Indeed, it did take quite an effort to make my way through deep snow in the woods, but I didn't feel it was safe to go out on the ice where the snow wasn't so deep. Because the river rises and falls with dam operations, the ice breaks at the edge and water pours over the surface, weakening the ice. It was obvious from their tracks that many animals had ventured out there, quite likely to drink from the only liquid water to be found for miles around.
Lots and lots of trails on the river today, and I'm guessing that almost every one of them was made by minks. I don't know where the coyotes and foxes and fishers are traveling these days, but not through the deep snow of these woods.
One reason I think that minks made these trails (aside from the aquatic habitat) is that they made tunnels through the snow of just about the same size as a mink's diameter.
Here was a different track! Looks like a bunch of turkeys were wandering out on the ice.
This imprint of a turkey's tail feathers confirmed my guess.
I was struck by the stark beauty of these alder twigs silhouetted against the snow, reminding me of Japanese ink drawings I have seen, perhaps of plum blossoms. (Ah, plum blossoms! Spring!)
Here was a flash of bright color in these snowy woods! Some vivid orange-red growth has infested the bark of this birch tree. From a distance it looked as if blood was streaming down the trunk.
Is this a fungus? Or is it a lichen? I wonder if someone can tell me.
More odd stuff. Fungal blobs proliferating on the trunks of Hop Hornbeam trees. Looked like a family of hedgehogs climbing the trees.
I couldn't pry up the frozen ruffles to examine the underside, so I don't know how to ID these growths, either. The tops look a bit like Turkey Tail, but I've never seen that fungus form tight blobs like this.
Update: A very helpful fellow blogger named Don Butler (www.wcny.blogspot.com) has suggested that the red stuff oozing from the birch bark could be the fungus Phlebia radiata, and that these blobby fungi on the Hop Hornbeams could be Sweet Knot (Globifomes graveblens). Two new fungi for me, and a wonderful new blog to follow as well. Thanks, Don!

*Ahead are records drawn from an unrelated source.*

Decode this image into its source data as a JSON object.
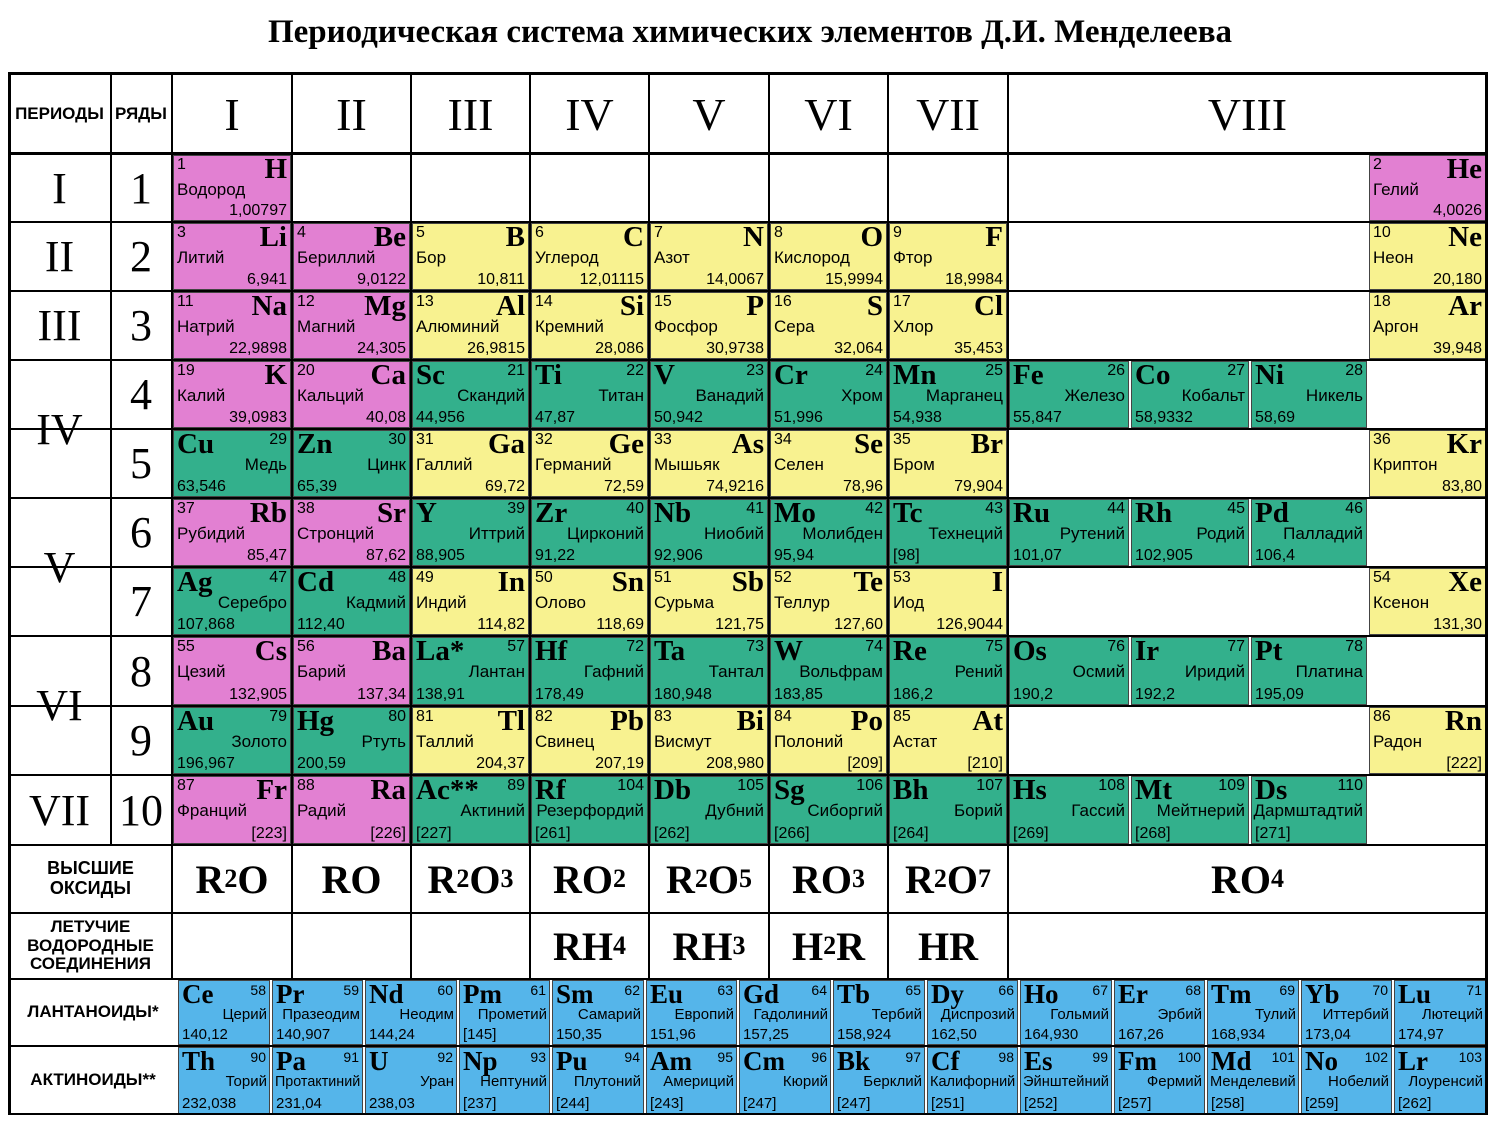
{
  "title": "Периодическая система химических элементов Д.И. Менделеева",
  "headers": {
    "periods": "ПЕРИОДЫ",
    "rows": "РЯДЫ"
  },
  "groups": [
    "I",
    "II",
    "III",
    "IV",
    "V",
    "VI",
    "VII",
    "VIII"
  ],
  "periods": [
    {
      "label": "I",
      "rows": [
        1
      ]
    },
    {
      "label": "II",
      "rows": [
        2
      ]
    },
    {
      "label": "III",
      "rows": [
        3
      ]
    },
    {
      "label": "IV",
      "rows": [
        4,
        5
      ]
    },
    {
      "label": "V",
      "rows": [
        6,
        7
      ]
    },
    {
      "label": "VI",
      "rows": [
        8,
        9
      ]
    },
    {
      "label": "VII",
      "rows": [
        10
      ]
    }
  ],
  "row_labels": [
    "1",
    "2",
    "3",
    "4",
    "5",
    "6",
    "7",
    "8",
    "9",
    "10"
  ],
  "elements": [
    {
      "n": "1",
      "s": "H",
      "name": "Водород",
      "m": "1,00797",
      "row": 1,
      "col": 0,
      "align": "R",
      "color": "pink"
    },
    {
      "n": "2",
      "s": "He",
      "name": "Гелий",
      "m": "4,0026",
      "row": 1,
      "col": 10,
      "align": "R",
      "color": "pink"
    },
    {
      "n": "3",
      "s": "Li",
      "name": "Литий",
      "m": "6,941",
      "row": 2,
      "col": 0,
      "align": "R",
      "color": "pink"
    },
    {
      "n": "4",
      "s": "Be",
      "name": "Бериллий",
      "m": "9,0122",
      "row": 2,
      "col": 1,
      "align": "R",
      "color": "pink"
    },
    {
      "n": "5",
      "s": "B",
      "name": "Бор",
      "m": "10,811",
      "row": 2,
      "col": 2,
      "align": "R",
      "color": "yellow"
    },
    {
      "n": "6",
      "s": "C",
      "name": "Углерод",
      "m": "12,01115",
      "row": 2,
      "col": 3,
      "align": "R",
      "color": "yellow"
    },
    {
      "n": "7",
      "s": "N",
      "name": "Азот",
      "m": "14,0067",
      "row": 2,
      "col": 4,
      "align": "R",
      "color": "yellow"
    },
    {
      "n": "8",
      "s": "O",
      "name": "Кислород",
      "m": "15,9994",
      "row": 2,
      "col": 5,
      "align": "R",
      "color": "yellow"
    },
    {
      "n": "9",
      "s": "F",
      "name": "Фтор",
      "m": "18,9984",
      "row": 2,
      "col": 6,
      "align": "R",
      "color": "yellow"
    },
    {
      "n": "10",
      "s": "Ne",
      "name": "Неон",
      "m": "20,180",
      "row": 2,
      "col": 10,
      "align": "R",
      "color": "yellow"
    },
    {
      "n": "11",
      "s": "Na",
      "name": "Натрий",
      "m": "22,9898",
      "row": 3,
      "col": 0,
      "align": "R",
      "color": "pink"
    },
    {
      "n": "12",
      "s": "Mg",
      "name": "Магний",
      "m": "24,305",
      "row": 3,
      "col": 1,
      "align": "R",
      "color": "pink"
    },
    {
      "n": "13",
      "s": "Al",
      "name": "Алюминий",
      "m": "26,9815",
      "row": 3,
      "col": 2,
      "align": "R",
      "color": "yellow"
    },
    {
      "n": "14",
      "s": "Si",
      "name": "Кремний",
      "m": "28,086",
      "row": 3,
      "col": 3,
      "align": "R",
      "color": "yellow"
    },
    {
      "n": "15",
      "s": "P",
      "name": "Фосфор",
      "m": "30,9738",
      "row": 3,
      "col": 4,
      "align": "R",
      "color": "yellow"
    },
    {
      "n": "16",
      "s": "S",
      "name": "Сера",
      "m": "32,064",
      "row": 3,
      "col": 5,
      "align": "R",
      "color": "yellow"
    },
    {
      "n": "17",
      "s": "Cl",
      "name": "Хлор",
      "m": "35,453",
      "row": 3,
      "col": 6,
      "align": "R",
      "color": "yellow"
    },
    {
      "n": "18",
      "s": "Ar",
      "name": "Аргон",
      "m": "39,948",
      "row": 3,
      "col": 10,
      "align": "R",
      "color": "yellow"
    },
    {
      "n": "19",
      "s": "K",
      "name": "Калий",
      "m": "39,0983",
      "row": 4,
      "col": 0,
      "align": "R",
      "color": "pink"
    },
    {
      "n": "20",
      "s": "Ca",
      "name": "Кальций",
      "m": "40,08",
      "row": 4,
      "col": 1,
      "align": "R",
      "color": "pink"
    },
    {
      "n": "21",
      "s": "Sc",
      "name": "Скандий",
      "m": "44,956",
      "row": 4,
      "col": 2,
      "align": "L",
      "color": "green"
    },
    {
      "n": "22",
      "s": "Ti",
      "name": "Титан",
      "m": "47,87",
      "row": 4,
      "col": 3,
      "align": "L",
      "color": "green"
    },
    {
      "n": "23",
      "s": "V",
      "name": "Ванадий",
      "m": "50,942",
      "row": 4,
      "col": 4,
      "align": "L",
      "color": "green"
    },
    {
      "n": "24",
      "s": "Cr",
      "name": "Хром",
      "m": "51,996",
      "row": 4,
      "col": 5,
      "align": "L",
      "color": "green"
    },
    {
      "n": "25",
      "s": "Mn",
      "name": "Марганец",
      "m": "54,938",
      "row": 4,
      "col": 6,
      "align": "L",
      "color": "green"
    },
    {
      "n": "26",
      "s": "Fe",
      "name": "Железо",
      "m": "55,847",
      "row": 4,
      "col": 7,
      "align": "L",
      "color": "green"
    },
    {
      "n": "27",
      "s": "Co",
      "name": "Кобальт",
      "m": "58,9332",
      "row": 4,
      "col": 8,
      "align": "L",
      "color": "green"
    },
    {
      "n": "28",
      "s": "Ni",
      "name": "Никель",
      "m": "58,69",
      "row": 4,
      "col": 9,
      "align": "L",
      "color": "green"
    },
    {
      "n": "29",
      "s": "Cu",
      "name": "Медь",
      "m": "63,546",
      "row": 5,
      "col": 0,
      "align": "L",
      "color": "green"
    },
    {
      "n": "30",
      "s": "Zn",
      "name": "Цинк",
      "m": "65,39",
      "row": 5,
      "col": 1,
      "align": "L",
      "color": "green"
    },
    {
      "n": "31",
      "s": "Ga",
      "name": "Галлий",
      "m": "69,72",
      "row": 5,
      "col": 2,
      "align": "R",
      "color": "yellow"
    },
    {
      "n": "32",
      "s": "Ge",
      "name": "Германий",
      "m": "72,59",
      "row": 5,
      "col": 3,
      "align": "R",
      "color": "yellow"
    },
    {
      "n": "33",
      "s": "As",
      "name": "Мышьяк",
      "m": "74,9216",
      "row": 5,
      "col": 4,
      "align": "R",
      "color": "yellow"
    },
    {
      "n": "34",
      "s": "Se",
      "name": "Селен",
      "m": "78,96",
      "row": 5,
      "col": 5,
      "align": "R",
      "color": "yellow"
    },
    {
      "n": "35",
      "s": "Br",
      "name": "Бром",
      "m": "79,904",
      "row": 5,
      "col": 6,
      "align": "R",
      "color": "yellow"
    },
    {
      "n": "36",
      "s": "Kr",
      "name": "Криптон",
      "m": "83,80",
      "row": 5,
      "col": 10,
      "align": "R",
      "color": "yellow"
    },
    {
      "n": "37",
      "s": "Rb",
      "name": "Рубидий",
      "m": "85,47",
      "row": 6,
      "col": 0,
      "align": "R",
      "color": "pink"
    },
    {
      "n": "38",
      "s": "Sr",
      "name": "Стронций",
      "m": "87,62",
      "row": 6,
      "col": 1,
      "align": "R",
      "color": "pink"
    },
    {
      "n": "39",
      "s": "Y",
      "name": "Иттрий",
      "m": "88,905",
      "row": 6,
      "col": 2,
      "align": "L",
      "color": "green"
    },
    {
      "n": "40",
      "s": "Zr",
      "name": "Цирконий",
      "m": "91,22",
      "row": 6,
      "col": 3,
      "align": "L",
      "color": "green"
    },
    {
      "n": "41",
      "s": "Nb",
      "name": "Ниобий",
      "m": "92,906",
      "row": 6,
      "col": 4,
      "align": "L",
      "color": "green"
    },
    {
      "n": "42",
      "s": "Mo",
      "name": "Молибден",
      "m": "95,94",
      "row": 6,
      "col": 5,
      "align": "L",
      "color": "green"
    },
    {
      "n": "43",
      "s": "Tc",
      "name": "Технеций",
      "m": "[98]",
      "row": 6,
      "col": 6,
      "align": "L",
      "color": "green"
    },
    {
      "n": "44",
      "s": "Ru",
      "name": "Рутений",
      "m": "101,07",
      "row": 6,
      "col": 7,
      "align": "L",
      "color": "green"
    },
    {
      "n": "45",
      "s": "Rh",
      "name": "Родий",
      "m": "102,905",
      "row": 6,
      "col": 8,
      "align": "L",
      "color": "green"
    },
    {
      "n": "46",
      "s": "Pd",
      "name": "Палладий",
      "m": "106,4",
      "row": 6,
      "col": 9,
      "align": "L",
      "color": "green"
    },
    {
      "n": "47",
      "s": "Ag",
      "name": "Серебро",
      "m": "107,868",
      "row": 7,
      "col": 0,
      "align": "L",
      "color": "green"
    },
    {
      "n": "48",
      "s": "Cd",
      "name": "Кадмий",
      "m": "112,40",
      "row": 7,
      "col": 1,
      "align": "L",
      "color": "green"
    },
    {
      "n": "49",
      "s": "In",
      "name": "Индий",
      "m": "114,82",
      "row": 7,
      "col": 2,
      "align": "R",
      "color": "yellow"
    },
    {
      "n": "50",
      "s": "Sn",
      "name": "Олово",
      "m": "118,69",
      "row": 7,
      "col": 3,
      "align": "R",
      "color": "yellow"
    },
    {
      "n": "51",
      "s": "Sb",
      "name": "Сурьма",
      "m": "121,75",
      "row": 7,
      "col": 4,
      "align": "R",
      "color": "yellow"
    },
    {
      "n": "52",
      "s": "Te",
      "name": "Теллур",
      "m": "127,60",
      "row": 7,
      "col": 5,
      "align": "R",
      "color": "yellow"
    },
    {
      "n": "53",
      "s": "I",
      "name": "Иод",
      "m": "126,9044",
      "row": 7,
      "col": 6,
      "align": "R",
      "color": "yellow"
    },
    {
      "n": "54",
      "s": "Xe",
      "name": "Ксенон",
      "m": "131,30",
      "row": 7,
      "col": 10,
      "align": "R",
      "color": "yellow"
    },
    {
      "n": "55",
      "s": "Cs",
      "name": "Цезий",
      "m": "132,905",
      "row": 8,
      "col": 0,
      "align": "R",
      "color": "pink"
    },
    {
      "n": "56",
      "s": "Ba",
      "name": "Барий",
      "m": "137,34",
      "row": 8,
      "col": 1,
      "align": "R",
      "color": "pink"
    },
    {
      "n": "57",
      "s": "La*",
      "name": "Лантан",
      "m": "138,91",
      "row": 8,
      "col": 2,
      "align": "L",
      "color": "green"
    },
    {
      "n": "72",
      "s": "Hf",
      "name": "Гафний",
      "m": "178,49",
      "row": 8,
      "col": 3,
      "align": "L",
      "color": "green"
    },
    {
      "n": "73",
      "s": "Ta",
      "name": "Тантал",
      "m": "180,948",
      "row": 8,
      "col": 4,
      "align": "L",
      "color": "green"
    },
    {
      "n": "74",
      "s": "W",
      "name": "Вольфрам",
      "m": "183,85",
      "row": 8,
      "col": 5,
      "align": "L",
      "color": "green"
    },
    {
      "n": "75",
      "s": "Re",
      "name": "Рений",
      "m": "186,2",
      "row": 8,
      "col": 6,
      "align": "L",
      "color": "green"
    },
    {
      "n": "76",
      "s": "Os",
      "name": "Осмий",
      "m": "190,2",
      "row": 8,
      "col": 7,
      "align": "L",
      "color": "green"
    },
    {
      "n": "77",
      "s": "Ir",
      "name": "Иридий",
      "m": "192,2",
      "row": 8,
      "col": 8,
      "align": "L",
      "color": "green"
    },
    {
      "n": "78",
      "s": "Pt",
      "name": "Платина",
      "m": "195,09",
      "row": 8,
      "col": 9,
      "align": "L",
      "color": "green"
    },
    {
      "n": "79",
      "s": "Au",
      "name": "Золото",
      "m": "196,967",
      "row": 9,
      "col": 0,
      "align": "L",
      "color": "green"
    },
    {
      "n": "80",
      "s": "Hg",
      "name": "Ртуть",
      "m": "200,59",
      "row": 9,
      "col": 1,
      "align": "L",
      "color": "green"
    },
    {
      "n": "81",
      "s": "Tl",
      "name": "Таллий",
      "m": "204,37",
      "row": 9,
      "col": 2,
      "align": "R",
      "color": "yellow"
    },
    {
      "n": "82",
      "s": "Pb",
      "name": "Свинец",
      "m": "207,19",
      "row": 9,
      "col": 3,
      "align": "R",
      "color": "yellow"
    },
    {
      "n": "83",
      "s": "Bi",
      "name": "Висмут",
      "m": "208,980",
      "row": 9,
      "col": 4,
      "align": "R",
      "color": "yellow"
    },
    {
      "n": "84",
      "s": "Po",
      "name": "Полоний",
      "m": "[209]",
      "row": 9,
      "col": 5,
      "align": "R",
      "color": "yellow"
    },
    {
      "n": "85",
      "s": "At",
      "name": "Астат",
      "m": "[210]",
      "row": 9,
      "col": 6,
      "align": "R",
      "color": "yellow"
    },
    {
      "n": "86",
      "s": "Rn",
      "name": "Радон",
      "m": "[222]",
      "row": 9,
      "col": 10,
      "align": "R",
      "color": "yellow"
    },
    {
      "n": "87",
      "s": "Fr",
      "name": "Франций",
      "m": "[223]",
      "row": 10,
      "col": 0,
      "align": "R",
      "color": "pink"
    },
    {
      "n": "88",
      "s": "Ra",
      "name": "Радий",
      "m": "[226]",
      "row": 10,
      "col": 1,
      "align": "R",
      "color": "pink"
    },
    {
      "n": "89",
      "s": "Ac**",
      "name": "Актиний",
      "m": "[227]",
      "row": 10,
      "col": 2,
      "align": "L",
      "color": "green"
    },
    {
      "n": "104",
      "s": "Rf",
      "name": "Резерфордий",
      "m": "[261]",
      "row": 10,
      "col": 3,
      "align": "L",
      "color": "green"
    },
    {
      "n": "105",
      "s": "Db",
      "name": "Дубний",
      "m": "[262]",
      "row": 10,
      "col": 4,
      "align": "L",
      "color": "green"
    },
    {
      "n": "106",
      "s": "Sg",
      "name": "Сиборгий",
      "m": "[266]",
      "row": 10,
      "col": 5,
      "align": "L",
      "color": "green"
    },
    {
      "n": "107",
      "s": "Bh",
      "name": "Борий",
      "m": "[264]",
      "row": 10,
      "col": 6,
      "align": "L",
      "color": "green"
    },
    {
      "n": "108",
      "s": "Hs",
      "name": "Гассий",
      "m": "[269]",
      "row": 10,
      "col": 7,
      "align": "L",
      "color": "green"
    },
    {
      "n": "109",
      "s": "Mt",
      "name": "Мейтнерий",
      "m": "[268]",
      "row": 10,
      "col": 8,
      "align": "L",
      "color": "green"
    },
    {
      "n": "110",
      "s": "Ds",
      "name": "Дармштадтий",
      "m": "[271]",
      "row": 10,
      "col": 9,
      "align": "L",
      "color": "green"
    }
  ],
  "oxides": {
    "label": "ВЫСШИЕ ОКСИДЫ",
    "items": [
      [
        "R",
        "2",
        "O",
        ""
      ],
      [
        "RO",
        "",
        "",
        ""
      ],
      [
        "R",
        "2",
        "O",
        "3"
      ],
      [
        "RO",
        "2",
        "",
        ""
      ],
      [
        "R",
        "2",
        "O",
        "5"
      ],
      [
        "RO",
        "3",
        "",
        ""
      ],
      [
        "R",
        "2",
        "O",
        "7"
      ],
      [
        "RO",
        "4",
        "",
        ""
      ]
    ]
  },
  "hydrides": {
    "label": "ЛЕТУЧИЕ ВОДОРОДНЫЕ СОЕДИНЕНИЯ",
    "items": [
      [
        "RH",
        "4",
        "",
        ""
      ],
      [
        "RH",
        "3",
        "",
        ""
      ],
      [
        "H",
        "2",
        "R",
        ""
      ],
      [
        "HR",
        "",
        "",
        ""
      ]
    ]
  },
  "lanthanides": {
    "label": "ЛАНТАНОИДЫ*",
    "items": [
      {
        "n": "58",
        "s": "Ce",
        "name": "Церий",
        "m": "140,12"
      },
      {
        "n": "59",
        "s": "Pr",
        "name": "Празеодим",
        "m": "140,907"
      },
      {
        "n": "60",
        "s": "Nd",
        "name": "Неодим",
        "m": "144,24"
      },
      {
        "n": "61",
        "s": "Pm",
        "name": "Прометий",
        "m": "[145]"
      },
      {
        "n": "62",
        "s": "Sm",
        "name": "Самарий",
        "m": "150,35"
      },
      {
        "n": "63",
        "s": "Eu",
        "name": "Европий",
        "m": "151,96"
      },
      {
        "n": "64",
        "s": "Gd",
        "name": "Гадолиний",
        "m": "157,25"
      },
      {
        "n": "65",
        "s": "Tb",
        "name": "Тербий",
        "m": "158,924"
      },
      {
        "n": "66",
        "s": "Dy",
        "name": "Диспрозий",
        "m": "162,50"
      },
      {
        "n": "67",
        "s": "Ho",
        "name": "Гольмий",
        "m": "164,930"
      },
      {
        "n": "68",
        "s": "Er",
        "name": "Эрбий",
        "m": "167,26"
      },
      {
        "n": "69",
        "s": "Tm",
        "name": "Тулий",
        "m": "168,934"
      },
      {
        "n": "70",
        "s": "Yb",
        "name": "Иттербий",
        "m": "173,04"
      },
      {
        "n": "71",
        "s": "Lu",
        "name": "Лютеций",
        "m": "174,97"
      }
    ]
  },
  "actinides": {
    "label": "АКТИНОИДЫ**",
    "items": [
      {
        "n": "90",
        "s": "Th",
        "name": "Торий",
        "m": "232,038"
      },
      {
        "n": "91",
        "s": "Pa",
        "name": "Протактиний",
        "m": "231,04"
      },
      {
        "n": "92",
        "s": "U",
        "name": "Уран",
        "m": "238,03"
      },
      {
        "n": "93",
        "s": "Np",
        "name": "Нептуний",
        "m": "[237]"
      },
      {
        "n": "94",
        "s": "Pu",
        "name": "Плутоний",
        "m": "[244]"
      },
      {
        "n": "95",
        "s": "Am",
        "name": "Америций",
        "m": "[243]"
      },
      {
        "n": "96",
        "s": "Cm",
        "name": "Кюрий",
        "m": "[247]"
      },
      {
        "n": "97",
        "s": "Bk",
        "name": "Берклий",
        "m": "[247]"
      },
      {
        "n": "98",
        "s": "Cf",
        "name": "Калифорний",
        "m": "[251]"
      },
      {
        "n": "99",
        "s": "Es",
        "name": "Эйнштейний",
        "m": "[252]"
      },
      {
        "n": "100",
        "s": "Fm",
        "name": "Фермий",
        "m": "[257]"
      },
      {
        "n": "101",
        "s": "Md",
        "name": "Менделевий",
        "m": "[258]"
      },
      {
        "n": "102",
        "s": "No",
        "name": "Нобелий",
        "m": "[259]"
      },
      {
        "n": "103",
        "s": "Lr",
        "name": "Лоуренсий",
        "m": "[262]"
      }
    ]
  },
  "colors": {
    "s_block": "#e280d2",
    "p_block": "#f8f290",
    "d_block": "#33b08c",
    "f_block": "#55b5ea"
  }
}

When I first started out through the woods today, I was freezing. But after trudging through this deep snow, it didn't take long before I started stripping off scarf and hat and unzipping my coat. Oof! Hard work, indeed!
Heading home, I was glad to step out of the woods onto this plowed road for the last couple hundred yards to my car. I've been hunkering down too much this frigid February, and I can tell my endurance has suffered. But hey, it's MARCH on Sunday! Winter will soon be over. Won't it?